The International Press Institute (IPI) and its global network today denounce the decision by authorities in Belarus to designate Zerkalo, the country’s most popular independent news site, as an “extremist formation”.
Zerkalo was previously declared “extremist” by the regime soon after the media outlet was founded in July 2021. However, Zerkalo’s new “extremist formation” status drastically worsens penalties not only for the media’s journalists, but also for its readers.
Journalists and other Zerkalo employees now face up to 10 years in prison for their work, according to article 361.1 of the Belarusian criminal code.
Zerkalo readers now also face harsher penalties for any interactions with the news outlet. While reading the outlet’s publications remains legal in theory, any activity considered as “assistance to an extremist formation” is punishable. Previously, readers could be fined up to 1,100 rubles (approximately 400 euros) or detained for up to 15 days for sharing Zerkalo publications. They now potentially face up to seven years of prison under article 364.4 of the criminal code.
Additionally, readers who donate to the media outlet are now considered to be “financing extremist activities”, according to the article 361.2 of the criminal code, and face up to eight years in prison.
What constitutes “assistance to an extremist formation” is unclear – further raising the risk of a chilling effect among readers – and its application has been vague. Individual cases of Belarusians put in prison for “assisting an extremist formation” are already known. In January, Darya Losik, the wife of imprisoned RFE/RL journalist Ihar Losik, was sentenced to two years in a penal colony for having given an interview to Belsat TV, an independent Belarusian media outlet based in Poland which is also labelled as “extremist”.
“Zerkalo’s designation as an ‘extremist formation’ is yet another step in the Lukashenko regime’s planned eradication of all independent media and critical voices in Belarus”, said IPI Deputy Director Scott Griffen. “While we can only agree with our Belarusian colleagues that this decision is hardly surprising in the current context, we are still appalled by the outrageous and paranoid drive of the country’s security officials in repressing Belarusian journalists and society at large.”
Zerkalo communications director Aliaksandra Pushkina told IPI: “I was rather surprised that we still didn’t have this status, as many of our colleagues in other independent Belarusian media outlets were already ‘extremist formations.’”

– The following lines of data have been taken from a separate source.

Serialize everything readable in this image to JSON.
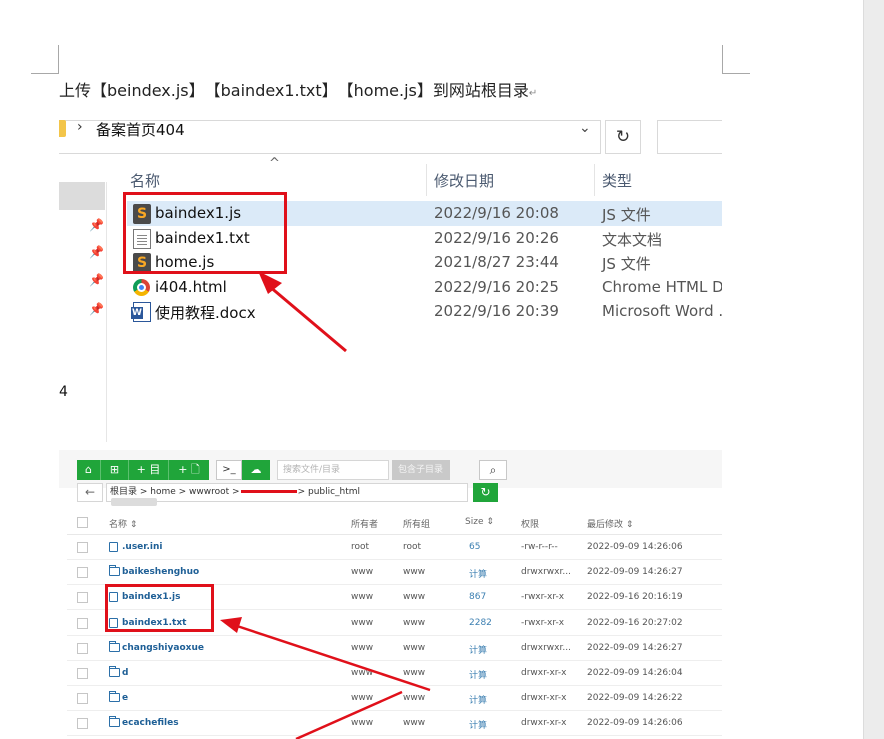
{
  "document": {
    "instruction": "上传【beindex.js】　【baindex1.txt】　【home.js】到网站根目录",
    "paragraph_mark": "↵"
  },
  "explorer": {
    "path_separator": "›",
    "path": "备案首页404",
    "dropdown_glyph": "⌄",
    "refresh_glyph": "↻",
    "sort_caret": "^",
    "nav_number": "4",
    "pin_glyph": "📌",
    "columns": {
      "name": "名称",
      "modified": "修改日期",
      "type": "类型"
    },
    "files": [
      {
        "name": "baindex1.js",
        "date": "2022/9/16 20:08",
        "type": "JS 文件",
        "icon": "sublime-file-icon",
        "icon_glyph": "S"
      },
      {
        "name": "baindex1.txt",
        "date": "2022/9/16 20:26",
        "type": "文本文档",
        "icon": "text-file-icon",
        "icon_glyph": ""
      },
      {
        "name": "home.js",
        "date": "2021/8/27 23:44",
        "type": "JS 文件",
        "icon": "sublime-file-icon",
        "icon_glyph": "S"
      },
      {
        "name": "i404.html",
        "date": "2022/9/16 20:25",
        "type": "Chrome HTML D...",
        "icon": "chrome-file-icon",
        "icon_glyph": ""
      },
      {
        "name": "使用教程.docx",
        "date": "2022/9/16 20:39",
        "type": "Microsoft Word ...",
        "icon": "word-file-icon",
        "icon_glyph": ""
      }
    ]
  },
  "filemanager": {
    "toolbar": {
      "home_glyph": "⌂",
      "grid_glyph": "⊞",
      "new_folder_label": "+ 目",
      "new_file_label": "+ 🗋",
      "terminal_glyph": ">_",
      "upload_glyph": "☁",
      "search_placeholder": "搜索文件/目录",
      "subdir_label": "包含子目录",
      "search_glyph": "⌕"
    },
    "back_glyph": "←",
    "breadcrumb_start": "根目录 > home > wwwroot >",
    "breadcrumb_end": "> public_html",
    "refresh_glyph": "↻",
    "columns": {
      "name": "名称 ⇕",
      "owner": "所有者",
      "group": "所有组",
      "size": "Size ⇕",
      "perms": "权限",
      "modified": "最后修改 ⇕"
    },
    "rows": [
      {
        "name": ".user.ini",
        "kind": "file",
        "owner": "root",
        "group": "root",
        "size": "65",
        "perms": "-rw-r--r--",
        "modified": "2022-09-09 14:26:06"
      },
      {
        "name": "baikeshenghuo",
        "kind": "folder",
        "owner": "www",
        "group": "www",
        "size": "计算",
        "perms": "drwxrwxr...",
        "modified": "2022-09-09 14:26:27"
      },
      {
        "name": "baindex1.js",
        "kind": "file",
        "owner": "www",
        "group": "www",
        "size": "867",
        "perms": "-rwxr-xr-x",
        "modified": "2022-09-16 20:16:19"
      },
      {
        "name": "baindex1.txt",
        "kind": "file",
        "owner": "www",
        "group": "www",
        "size": "2282",
        "perms": "-rwxr-xr-x",
        "modified": "2022-09-16 20:27:02"
      },
      {
        "name": "changshiyaoxue",
        "kind": "folder",
        "owner": "www",
        "group": "www",
        "size": "计算",
        "perms": "drwxrwxr...",
        "modified": "2022-09-09 14:26:27"
      },
      {
        "name": "d",
        "kind": "folder",
        "owner": "www",
        "group": "www",
        "size": "计算",
        "perms": "drwxr-xr-x",
        "modified": "2022-09-09 14:26:04"
      },
      {
        "name": "e",
        "kind": "folder",
        "owner": "www",
        "group": "www",
        "size": "计算",
        "perms": "drwxr-xr-x",
        "modified": "2022-09-09 14:26:22"
      },
      {
        "name": "ecachefiles",
        "kind": "folder",
        "owner": "www",
        "group": "www",
        "size": "计算",
        "perms": "drwxr-xr-x",
        "modified": "2022-09-09 14:26:06"
      }
    ]
  },
  "colors": {
    "annotation_red": "#e0101a",
    "bt_green": "#20a53a",
    "explorer_selection": "#dbeaf8"
  }
}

“This [new status] creates risks for our readers, for our families [in Belarus], which is why we also instantly saw people unsubscribing from our social media accounts. People will probably continue reading us, but this is a loss for us in any case. In theory, reading us is not forbidden, but if authorities see [Zerkalo] content on your phone, even if you didn’t share it and only received it [from someone], you can still be sentenced to [up to 15 days of] arrest. And this is one of the lighter measures against independent media, as subscriptions and shares are now a criminal offence.”
“Our journalists are abroad, so we aren’t under direct threat, but most of us have families in Belarus. For this reason, most of us do not work publicly, and the consequences of this decision may be felt by the relatives of the few of us [who are not anonymous], including me.”
“All of these efforts by the state only aim to silence us, to have readers in Belarus accept what is happening in the country and to not look around [for other options]. For over three years, and two years already at Zerkalo, we tell Belarusians the real news, without paying attention to statuses [decreed by authorities]. And we will continue doing this. We hope that we will not face issues immediately and that this will be resolved when freedom of speech returns to Belarus.”
According to independent estimates, no less than 491 online media outlets, mirror pages and news aggregators were blocked in Belarus as of December 2022, with this number only having risen since. Thirty-seven media workers are currently behind bars, making Belarus one of the most dangerous countries for journalists in the world.